I notice it every morning during my morning practice. At some point — not when I intend it, but when the practice has done its quiet work — something rises from the heart upward. A wave is the closest word, though it is quieter than that. The mind clears. Not because it has been thinking. Because it has been still. What arrives is a sharpness, a settled aliveness, that no amount of planning or willpower ever produces. The body just delivered something the head could not manufacture alone.

Slow breathing helps. A longer exhale helps. Gratitude, meditation, placing attention in the heart — these help. Not as forced positivity. Not as pretending. But as a genuine shift in state.

You cannot think your way into calm. The thinking brain is one of the first things to go offline under stress. You have to change the body state first — and breath is the fastest route, because it is the only part of the autonomic nervous system you can consciously control. The thought clears after the settling. Not before.

This is what coherence means: heart, brain and nervous system working with each other rather than against each other.

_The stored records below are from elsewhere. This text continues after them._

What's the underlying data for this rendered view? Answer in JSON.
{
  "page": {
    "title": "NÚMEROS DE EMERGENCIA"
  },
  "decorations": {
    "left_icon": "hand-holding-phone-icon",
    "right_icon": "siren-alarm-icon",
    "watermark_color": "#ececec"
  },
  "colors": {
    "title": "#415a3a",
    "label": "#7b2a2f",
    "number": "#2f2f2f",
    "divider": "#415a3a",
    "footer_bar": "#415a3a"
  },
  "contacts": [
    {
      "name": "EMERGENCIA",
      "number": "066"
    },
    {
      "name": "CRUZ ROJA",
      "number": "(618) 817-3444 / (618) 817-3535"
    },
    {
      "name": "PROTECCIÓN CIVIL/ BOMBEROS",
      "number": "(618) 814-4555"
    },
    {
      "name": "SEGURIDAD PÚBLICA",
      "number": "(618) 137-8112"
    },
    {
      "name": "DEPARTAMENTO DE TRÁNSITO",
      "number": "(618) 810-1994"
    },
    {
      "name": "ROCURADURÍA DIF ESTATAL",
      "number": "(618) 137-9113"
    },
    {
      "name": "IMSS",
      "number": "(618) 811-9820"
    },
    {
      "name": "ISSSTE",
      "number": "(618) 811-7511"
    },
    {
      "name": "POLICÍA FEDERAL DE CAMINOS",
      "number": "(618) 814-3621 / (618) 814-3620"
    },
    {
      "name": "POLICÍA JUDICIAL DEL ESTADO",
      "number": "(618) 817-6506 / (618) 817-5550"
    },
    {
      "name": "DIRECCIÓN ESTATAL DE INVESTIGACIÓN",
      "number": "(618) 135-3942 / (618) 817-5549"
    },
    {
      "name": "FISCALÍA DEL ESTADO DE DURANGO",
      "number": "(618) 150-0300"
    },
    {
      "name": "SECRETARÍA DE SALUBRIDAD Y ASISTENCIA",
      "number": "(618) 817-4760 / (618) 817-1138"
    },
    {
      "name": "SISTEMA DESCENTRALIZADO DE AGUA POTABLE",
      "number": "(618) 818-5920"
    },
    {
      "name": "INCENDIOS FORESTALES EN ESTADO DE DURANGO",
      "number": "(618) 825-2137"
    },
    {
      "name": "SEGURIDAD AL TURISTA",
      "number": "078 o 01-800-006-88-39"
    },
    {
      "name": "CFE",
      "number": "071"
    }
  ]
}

And this is where science meets what spiritual traditions have taught for centuries. In yoga, becoming the witness. In meditation, returning to the present moment. In leadership, conscious leadership. In physiology, regulation.

Different languages. Same doorway.

Leading with heart is not soft. It is not sentimental. It is not abandoning the head.

It is bringing head and heart back into relationship.

The head brings clarity. The heart brings coherence. The body tells the truth about your state. Awareness lets you notice it before it runs the room.

In a time when trust in leaders is falling, this matters more than ever. A title does not make someone trustworthy. Trust is built in behaviour, in presence, in whether someone can stay connected to truth when pressure rises.

On Tuesday I worked on the design of a landing page and pushed through without lunch, without a walk, without yoga. I could feel it — a knot between the solar plexus and chest, breath short and shallow, forehead tight, sitting forward off my sitting bones. The body was speaking. I heard it because practice over years has made that listening available. Every so often I stopped, breathed in for four, out for eight, told myself to simmer down. Then carried on. Not perfectly calm. But conscious. Choosing. That is the difference that matters — not whether you push through, but whether you know you are doing it.

And perhaps the leadership required now begins much closer to home.

Can I notice when I am reacting?

Can I pause before I pass my stress on?

Can I become the kind of presence I wish there were more of in the world?

That is leading with heart.

Not heart instead of head.

Heart with head. Awareness with action. Presence with discernment. Coherence with competence.

It begins in the smallest possible moment — before the email, the meeting, the sharp reply, the automatic yes.

The question is simple:

What state am I actually leading from right now?

Not the state I intend to lead from. Not the state I project.

The actual state — in my body, my breath, my heart, my mind — in this moment.

Because calm is not just a feeling.

It is information.

And when the heart steadies, the mind receives a different message.